Vivien Roubaud
Temps suspendu
Avec cette exposition personnelle, Vivien Roubaud investit le Pavillon, centre d’art et lieu d’expérimentation technologique, pour y déployer un dialogue où technique et poésie s’entrelacent. Objets détournés, flux contrariés, phénomènes invisibles : tout cherche un point d’équilibre sans jamais s’y fixer. L’exposition déploie une série d’installations, moteurs, capteurs, structures hybrides, assemblés comme les éléments d’un langage fait d’accidents, de dérèglements et de rythmes singuliers. Roubaud explore les marges de la technique, là où la machine cesse d’être utile pour devenir vulnérable, hésitante. Loin de toute logique d’efficacité, ses installations s’usent, trébuchent, révèlent des gestes latents, des états suspendus, des pulsations à peine perceptibles. En détournant les dynamiques productives, une politique du regard semble se dessiner : là où l’usage flanche, ce sont nos certitudes sur ce que produire veut dire qui vacillent.

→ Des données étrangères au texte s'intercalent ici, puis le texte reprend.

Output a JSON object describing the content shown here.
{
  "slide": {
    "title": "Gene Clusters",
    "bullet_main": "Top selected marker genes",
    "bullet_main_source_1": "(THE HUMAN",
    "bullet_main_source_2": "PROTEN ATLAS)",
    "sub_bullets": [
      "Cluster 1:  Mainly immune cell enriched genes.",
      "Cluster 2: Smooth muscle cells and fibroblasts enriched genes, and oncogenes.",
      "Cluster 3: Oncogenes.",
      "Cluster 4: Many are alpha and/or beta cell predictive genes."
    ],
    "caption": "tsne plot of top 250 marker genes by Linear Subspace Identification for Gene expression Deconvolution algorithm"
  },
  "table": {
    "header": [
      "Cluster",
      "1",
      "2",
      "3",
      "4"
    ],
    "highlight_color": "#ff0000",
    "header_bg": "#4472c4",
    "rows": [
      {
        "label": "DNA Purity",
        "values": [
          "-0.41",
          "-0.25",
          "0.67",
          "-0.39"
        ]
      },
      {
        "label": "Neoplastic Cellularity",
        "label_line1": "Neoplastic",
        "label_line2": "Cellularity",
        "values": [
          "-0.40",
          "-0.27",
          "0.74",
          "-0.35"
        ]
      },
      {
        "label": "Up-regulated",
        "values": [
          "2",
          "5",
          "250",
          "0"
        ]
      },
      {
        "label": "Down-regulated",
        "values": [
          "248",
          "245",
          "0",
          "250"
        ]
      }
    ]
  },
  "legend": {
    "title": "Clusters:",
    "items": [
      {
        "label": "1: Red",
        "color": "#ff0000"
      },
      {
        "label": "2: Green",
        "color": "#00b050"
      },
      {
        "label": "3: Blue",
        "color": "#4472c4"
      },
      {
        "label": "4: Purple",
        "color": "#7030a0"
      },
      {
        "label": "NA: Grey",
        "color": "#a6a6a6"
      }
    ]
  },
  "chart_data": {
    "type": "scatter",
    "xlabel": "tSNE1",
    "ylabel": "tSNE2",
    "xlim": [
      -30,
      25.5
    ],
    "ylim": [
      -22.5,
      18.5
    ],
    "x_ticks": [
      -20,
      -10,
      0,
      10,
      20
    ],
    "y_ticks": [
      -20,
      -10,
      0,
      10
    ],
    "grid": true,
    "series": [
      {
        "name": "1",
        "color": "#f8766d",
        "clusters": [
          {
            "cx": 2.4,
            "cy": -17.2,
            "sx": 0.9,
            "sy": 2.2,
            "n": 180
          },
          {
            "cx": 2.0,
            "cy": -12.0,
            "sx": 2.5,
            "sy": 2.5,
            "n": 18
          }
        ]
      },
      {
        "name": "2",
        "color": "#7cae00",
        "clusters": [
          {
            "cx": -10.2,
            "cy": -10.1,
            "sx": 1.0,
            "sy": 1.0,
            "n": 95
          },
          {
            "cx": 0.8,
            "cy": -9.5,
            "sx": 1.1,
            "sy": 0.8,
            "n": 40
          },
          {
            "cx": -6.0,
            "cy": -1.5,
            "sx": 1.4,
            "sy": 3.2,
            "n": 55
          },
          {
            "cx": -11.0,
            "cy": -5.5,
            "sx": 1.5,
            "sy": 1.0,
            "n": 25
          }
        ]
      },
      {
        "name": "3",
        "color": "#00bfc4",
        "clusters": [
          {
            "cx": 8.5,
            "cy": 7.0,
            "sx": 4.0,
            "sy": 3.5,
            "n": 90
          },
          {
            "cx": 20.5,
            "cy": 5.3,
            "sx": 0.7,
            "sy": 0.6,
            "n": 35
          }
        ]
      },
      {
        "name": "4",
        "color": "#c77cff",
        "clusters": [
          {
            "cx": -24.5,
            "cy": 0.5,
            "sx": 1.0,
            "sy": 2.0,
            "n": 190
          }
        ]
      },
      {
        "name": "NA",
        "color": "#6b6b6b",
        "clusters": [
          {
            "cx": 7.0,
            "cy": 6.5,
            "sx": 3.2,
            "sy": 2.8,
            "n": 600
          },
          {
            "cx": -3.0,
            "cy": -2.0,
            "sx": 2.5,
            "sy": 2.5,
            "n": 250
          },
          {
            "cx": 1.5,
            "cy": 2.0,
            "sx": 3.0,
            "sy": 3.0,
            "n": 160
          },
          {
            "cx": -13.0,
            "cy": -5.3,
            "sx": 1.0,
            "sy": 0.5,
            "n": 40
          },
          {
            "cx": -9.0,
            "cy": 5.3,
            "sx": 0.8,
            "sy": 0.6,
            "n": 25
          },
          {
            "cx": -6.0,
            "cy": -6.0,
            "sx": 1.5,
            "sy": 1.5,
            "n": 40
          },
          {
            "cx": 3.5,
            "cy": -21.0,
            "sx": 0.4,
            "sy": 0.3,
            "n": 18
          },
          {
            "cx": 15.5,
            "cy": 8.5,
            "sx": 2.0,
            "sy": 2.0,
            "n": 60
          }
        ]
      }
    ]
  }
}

Dès l’entrée, trois têtes d’impression montées sur socles tracent en boucle des textes sur de grandes feuilles étalées au sol. Ces imprimantes désossées, The Creepers impriment en rond, semaine après semaine, comme une imprimerie en roue libre, leurs traces s’accumulent au mur du Pavillon. Sous le dôme, des bâches de survie dorées flottent dans l’air, tenues elles par des flux contrariés. Plus loin, un nuage pleure doucement en s’évaporant. Des objets s’agitent dans des liquides transparents tandis que les Feux d’artifice, gel de pétrole dégazé, combustion incomplète, tube PMMA semblent suspendus dans le temps. Les Samares Stationnaires AEC tiennent un équilibre fragile, prêts à basculer au moindre souffle. Au sous-sol, les Gonflables accueillent des lustres anciens qui tournent sans but. Écailles, nickel, titane, cuivre, verre, douze volts viennent perturber subtilement ce tempo, offrant d’autres rythmes.

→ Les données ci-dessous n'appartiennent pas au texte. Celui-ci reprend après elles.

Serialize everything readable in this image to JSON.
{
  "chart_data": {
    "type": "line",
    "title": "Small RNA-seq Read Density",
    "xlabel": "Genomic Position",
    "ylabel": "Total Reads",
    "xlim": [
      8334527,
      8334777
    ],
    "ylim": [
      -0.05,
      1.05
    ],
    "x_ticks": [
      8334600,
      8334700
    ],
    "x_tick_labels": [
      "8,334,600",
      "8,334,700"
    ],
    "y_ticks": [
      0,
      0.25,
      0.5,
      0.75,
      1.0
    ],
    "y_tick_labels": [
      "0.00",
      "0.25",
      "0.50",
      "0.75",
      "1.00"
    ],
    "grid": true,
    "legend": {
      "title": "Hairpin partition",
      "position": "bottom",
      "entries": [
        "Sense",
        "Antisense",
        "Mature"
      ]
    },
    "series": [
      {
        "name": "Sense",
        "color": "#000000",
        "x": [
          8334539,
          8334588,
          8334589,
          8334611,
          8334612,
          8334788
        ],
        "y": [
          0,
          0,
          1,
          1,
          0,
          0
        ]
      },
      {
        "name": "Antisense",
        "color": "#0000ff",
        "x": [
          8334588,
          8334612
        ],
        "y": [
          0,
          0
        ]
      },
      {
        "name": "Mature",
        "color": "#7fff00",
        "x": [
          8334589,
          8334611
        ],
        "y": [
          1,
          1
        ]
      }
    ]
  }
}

L’exposition se déploie comme une suite d’instants fragiles, à traverser plus qu’à contempler. L’émerveillement y naît sans effet : dans le flottement d’une bâche, le bruit d’un moteur, l’intervalle entre deux gestes. Le Pavillon devient un espace d’indiscipline technologique, un lieu poreux où Roubaud déplace les cadres: entre art et ingénierie, fonction et fiction, maîtrise et lâcher-prise. Roubaud affirme une esthétique du dysfonctionnement, non pas chaotique, mais féconde, ouvrant des brèches et générant de nouvelles formes d’attention.
“ Je dis souvent que j’emploie “des objets qui nous font vivre”, d’une certaine manière je cherche à extraire des qualités inutilisées ou des propriétés cachées de ces objets. ”
“ Je reconnais m’être décrit de la sorte (comme un artiste bricoleur), mais j’enlève ce que j’ai dit. Je ne suis pas non plus un artiste sculpteur, je n’ai ni marteau, ni burin, je n’explose pas la matière. En réalité, j’ai l’impression de faire beaucoup d’assemblages, et intuitivement, je me définirais plutôt comme un résistant des objets et de cette société de services qu’on nous impose sans arrêt. ”

A propos de l’artiste
Vivien Roubaud (né en 1986 à Vouziers) vit et travaille à Bruxelles. Diplômé de la Villa Arson, lauréat du prix Révélations Emerige 2014, il détourne objets et matériaux techniques pour révéler leur potentiel caché. Son travail d’assemblage fait dialoguer poésie, critique sociale et phénomènes physiques dans des installations fragiles, instables et souvent spectaculaires.